If you have the API module enabled, you can create, edit, and deactivate API access tokens on your own in Imageshop. You can access the API management panel by following the steps below.
Note: API access is an additional module in Imageshop and carries an extra cost. If your company wishes to activate this module, please contact us at support@imageshop.no.
How to find the API panel:
- Go to the administration panel at admin5.imageshop.no. Alternatively, if you are already logged into the standard user interface as an administrator, you will find a direct link to the administration panel on the right side of the main menu.
- Hover your mouse pointer over your username in the top right corner to open the user menu, and select «Configuration».
- Click on the «API Access» option in the menu.
In this screen, you will see a complete overview of all issued tokens and their associated access rights. From here, you can also edit, deactivate, and create new tokens.
Important! Remember to copy the token as soon as you have created it. For security reasons, it will not be possible to retrieve or view the token again after the window is closed. If you lose a token, you must deactivate the old one and create a brand new one.
It is good practice to deactivate an existing token if you create a new one to replace it. Always give your tokens meaningful names so that you can easily identify where they are being used. For example, if a token is to be used in a specific integration like WordPress, name it "WordPress". If it is used in a custom application or a tailored API integration, name it after the integration project.
To maintain a high level of security, it is recommended to rotate tokens at regular intervals, for example, by creating a new one and deactivating the old one once a year.
Always restrict the permissions of a token as much as possible to increase security. Only grant access to the interfaces that are strictly necessary, and disable the upload functionality for the token if the integration does not require uploading files.
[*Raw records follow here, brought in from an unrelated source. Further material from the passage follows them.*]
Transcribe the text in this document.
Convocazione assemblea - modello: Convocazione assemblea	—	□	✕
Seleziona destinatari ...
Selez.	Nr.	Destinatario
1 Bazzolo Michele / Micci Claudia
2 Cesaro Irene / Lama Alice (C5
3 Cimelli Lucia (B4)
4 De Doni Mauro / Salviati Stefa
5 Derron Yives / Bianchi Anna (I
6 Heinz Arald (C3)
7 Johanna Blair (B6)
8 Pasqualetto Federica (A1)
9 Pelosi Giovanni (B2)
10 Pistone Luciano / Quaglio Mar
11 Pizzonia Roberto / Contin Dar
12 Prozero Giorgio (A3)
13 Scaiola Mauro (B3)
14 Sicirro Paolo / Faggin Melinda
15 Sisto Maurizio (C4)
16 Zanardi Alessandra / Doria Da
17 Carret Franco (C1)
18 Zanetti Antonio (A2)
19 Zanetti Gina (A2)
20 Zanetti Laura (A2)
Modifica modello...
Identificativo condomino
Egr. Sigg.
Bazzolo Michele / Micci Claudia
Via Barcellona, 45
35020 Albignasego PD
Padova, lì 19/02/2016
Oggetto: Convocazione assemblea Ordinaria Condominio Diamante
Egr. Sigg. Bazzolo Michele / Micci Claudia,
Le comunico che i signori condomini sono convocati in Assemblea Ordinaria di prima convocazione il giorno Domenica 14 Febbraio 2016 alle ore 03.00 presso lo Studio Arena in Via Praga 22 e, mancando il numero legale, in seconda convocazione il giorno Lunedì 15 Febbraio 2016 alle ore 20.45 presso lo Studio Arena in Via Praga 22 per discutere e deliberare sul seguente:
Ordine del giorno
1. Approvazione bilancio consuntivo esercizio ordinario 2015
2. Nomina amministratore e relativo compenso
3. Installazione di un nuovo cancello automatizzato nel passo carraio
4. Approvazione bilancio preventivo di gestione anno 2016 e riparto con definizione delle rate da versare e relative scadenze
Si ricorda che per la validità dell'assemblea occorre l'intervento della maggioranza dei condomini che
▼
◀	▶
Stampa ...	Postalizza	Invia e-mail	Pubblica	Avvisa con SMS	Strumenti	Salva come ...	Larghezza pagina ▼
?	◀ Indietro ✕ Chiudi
A permanent token should never be exposed on the client side of an application, such as in visible JavaScript or HTML code. In cases where API calls must be performed from the client side, a temporary token should be fetched securely via the server first using the «GetTemporaryToken» method. This temporary token can then be used for further calls from the client side. Ideally, neither temporary nor private tokens should be used on the client side at all.
If you still need to use a token directly on a website, this token must have very limited access rights. In such cases, it is strongly recommended to disable uploading and to create a separate, specific public interface that the token can access. The images in this interface must be treated as completely public. Since the token is exposed on the client side, anyone with technical insight can capture it and use the API to, for example, download the images or perform other available operations.
To completely delete a token from the system, you must first change its status to inactive. Once the token is deactivated, the delete option will become available.